The main form of biological therapy for schizophrenia is drug therapy. Some drugs are more effective at reducing the positive symptoms such as delusions and hallucination than negative symptoms such as lack of motivation and social withdrawal. There are two main categories of drugs, neuroleptic drugs and atypical drugs. Neuroleptic drugs such as Prolixin are conventional drugs that reduce psychotic symptoms but produce some of the symptoms of neurological diseases. These drugs block the activity of the neurotransmitter dopamine within 48 hours and their effect on dopamine are believed to be very important in therapy.
However it takes several weeks of drug therapy before schizophrenic symptoms show substantial reduction. These drugs are more effective in reducing positive symptoms than negative symptoms. This is supported by Birchwood and Jackson 2001 whose conclusion was the same. These drugs appear to be a more effective treatment for schizophrenia than any of the other approaches used alone. (Comer 2001) Researches have shown that patients can get independent to drugs which means they might not be able to stop taking them otherwise they might have to face serious problems. Neuroleptic drugs also have side effects.
Windgassen 1992 found 50% of patients with schizophrenia who take neuroleptic drugs reported grogginess or sedation, 18% reported problems with concentration, and 16% had blurred vision. In addition many patients developed symptoms closely resembling those of Parkinson’s disease such as muscle rigidity, tremors and foot shuffling. Also it was found that more than 20% of patients who take neuroleptic drugs for over a year develop the symptoms of tardive dyskinesia. These symptoms include involuntary sucking and chewing and writhing movements of the mouth or face.
Atypical antipsychotic drugs (such as clozapine) also combat positive symptoms of schizophrenia but there are claims that they also have beneficial effects on negative symptoms as well. These antipsychotics also act on the dopamine system but are thought to block serotonin receptors in the brain as well. They help by only temporarily occupying the dopamine receptors and then rapidly dissociating to allow normal dopamine transmission. Atypical drugs have several advantages over neuroleptic drugs. Firstly they have fewer side effects than neuroleptic drugs.
Secondly they benefit 85% of patients with schizophrenia, compared with 65% given neuroleptic drugs. However, the atypical drugs can produce serious side effects. For example, schizophrenic patients who take clozapine have a 1-2% risk of developing agranulocytosis.
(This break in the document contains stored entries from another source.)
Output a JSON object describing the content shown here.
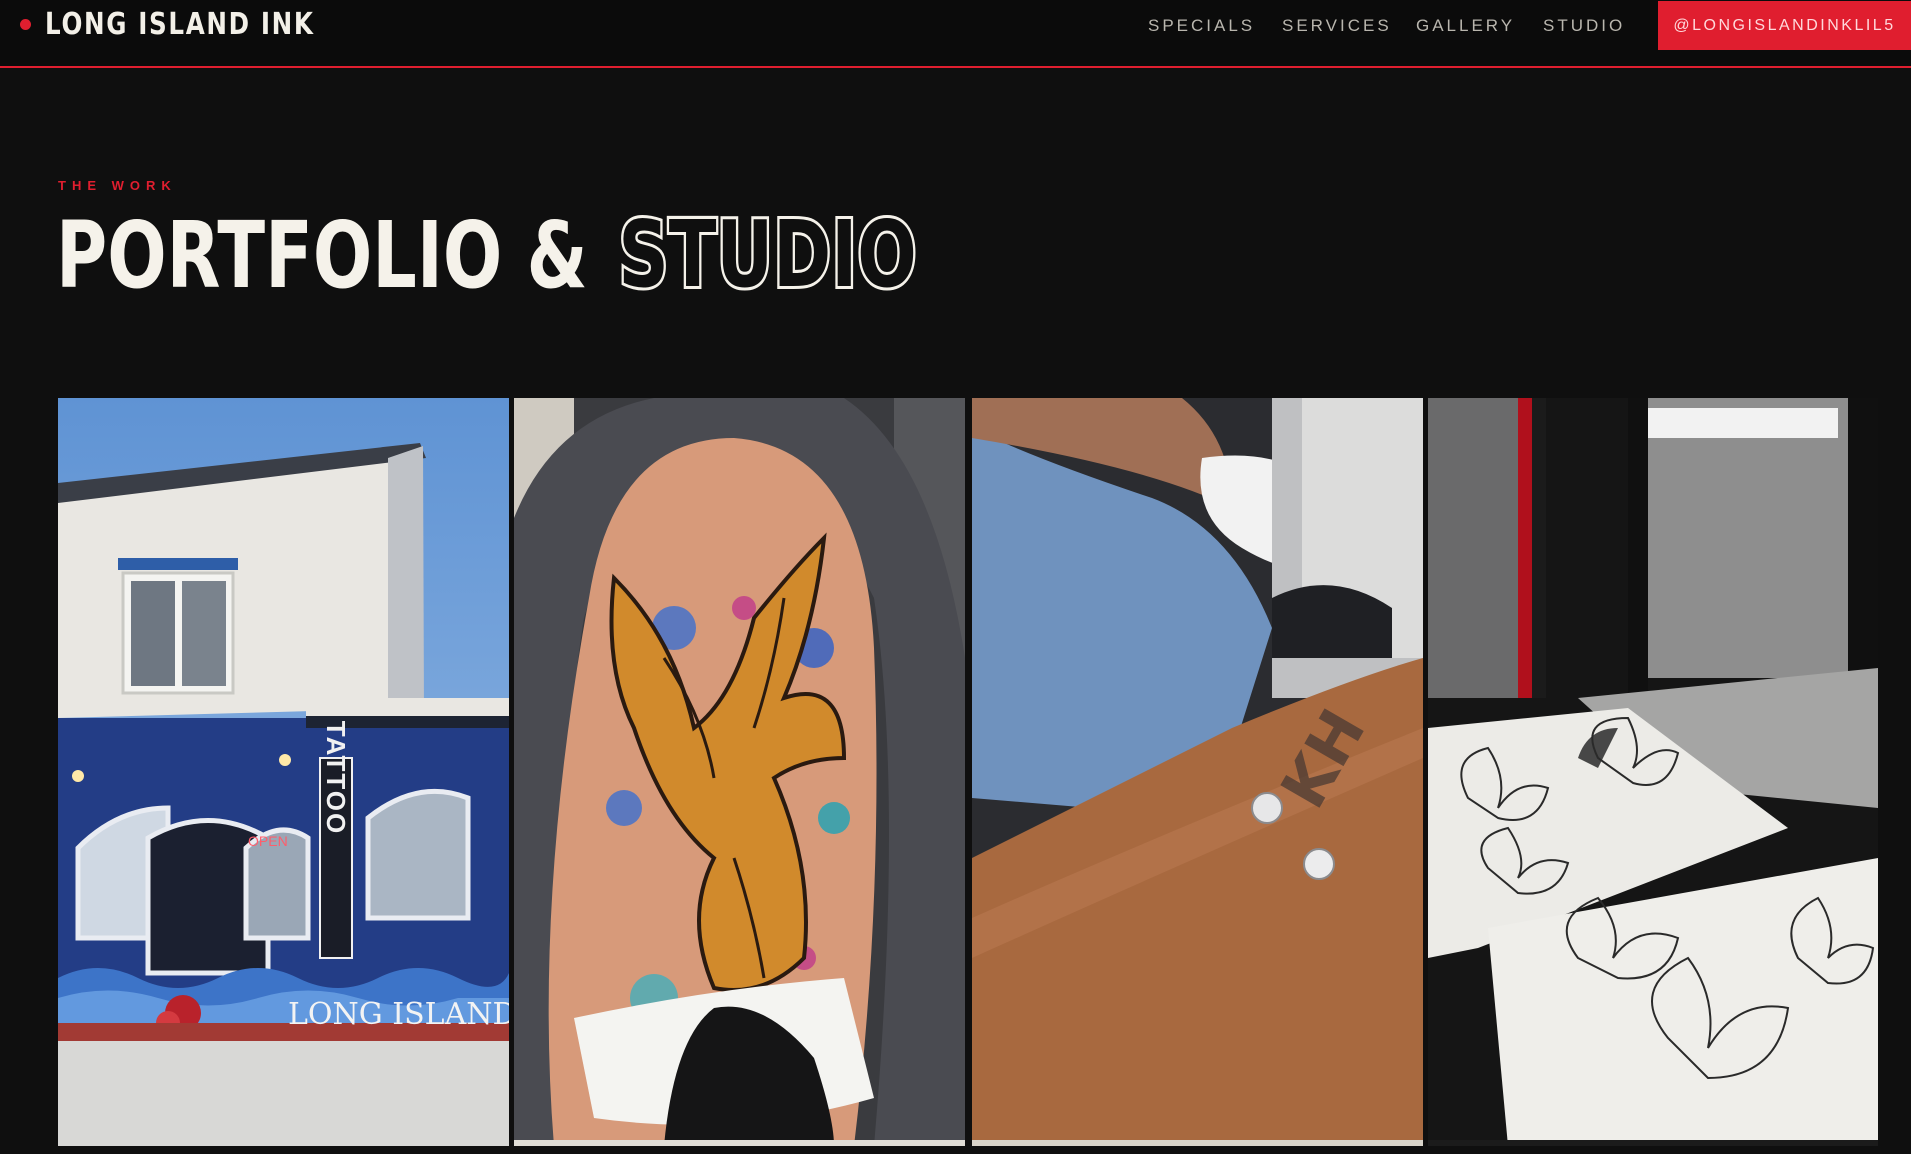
{
  "nav": {
    "brand": "LONG ISLAND INK",
    "links": [
      {
        "label": "SPECIALS"
      },
      {
        "label": "SERVICES"
      },
      {
        "label": "GALLERY"
      },
      {
        "label": "STUDIO"
      }
    ],
    "cta_label": "@LONGISLANDINKLIL5"
  },
  "section": {
    "eyebrow": "THE WORK",
    "title_solid": "PORTFOLIO &",
    "title_outline": "STUDIO"
  },
  "gallery": {
    "tiles": [
      {
        "subject": "studio storefront",
        "sign_tattoo": "TATTOO",
        "sign_open": "OPEN",
        "mural_text": "LONG ISLAND IN"
      },
      {
        "subject": "phoenix tattoo on shoulder"
      },
      {
        "subject": "dermal piercing on forearm"
      },
      {
        "subject": "butterfly flash sheets"
      }
    ]
  },
  "colors": {
    "background": "#0f0f0f",
    "accent": "#e01e2f",
    "text": "#f5f2ea",
    "nav_text": "#b9b6ae"
  }
}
This involves reduction in white blood cells, and the condition can be life threatening. Although the use of antipsychotic drugs is crucial in the treatment of schizophrenia, many people do not experience the benefits they offer, normally due to their side effects.
As a result, additional psychological treatments are used. The cognitive behavioural therapy (CBT) follows the assumption that people often have distorted beliefs which influence their behaviour in maladaptive ways. In this therapy, patients are encouraged to trace back the origins of their symptoms in order to get a better idea of how the symptoms might have developed. As well as this, they are also encouraged to evaluate the content of their delusions to consider ways in which they might test the validity of their faulty beliefs.
Next the patients would be given behavioural assignments with the aim of improving their general level of functioning. The learning of maladaptive responses to life's problems is often the result of distorted thinking by the schizophrenic. Researches over time suggest that CBT has a significant effect on improving the symptoms of patients with schizophrenia, however the majority of studies of the effectiveness of CBT have used schizophrenics who are also taking antipsychotic drugs. This leaves the question, how much of the improvement is due to CBT alone?
Also, CBT for schizophrenia works by trying to generate less distressing explanations of psychotic experiences, rather than trying to eliminate them completely. The negative symptoms shown by a schizophrenic may well serve a useful function for the person and so can be understood as safety behaviours and could cause potential damage. Lastly, it has been found that CBT doesn't actually work for all Schizophrenics, Kingdon and Kirschen found that many patients were not deemed suitable for CBT because psychiatrists believed that they would not fully engage with the therapy.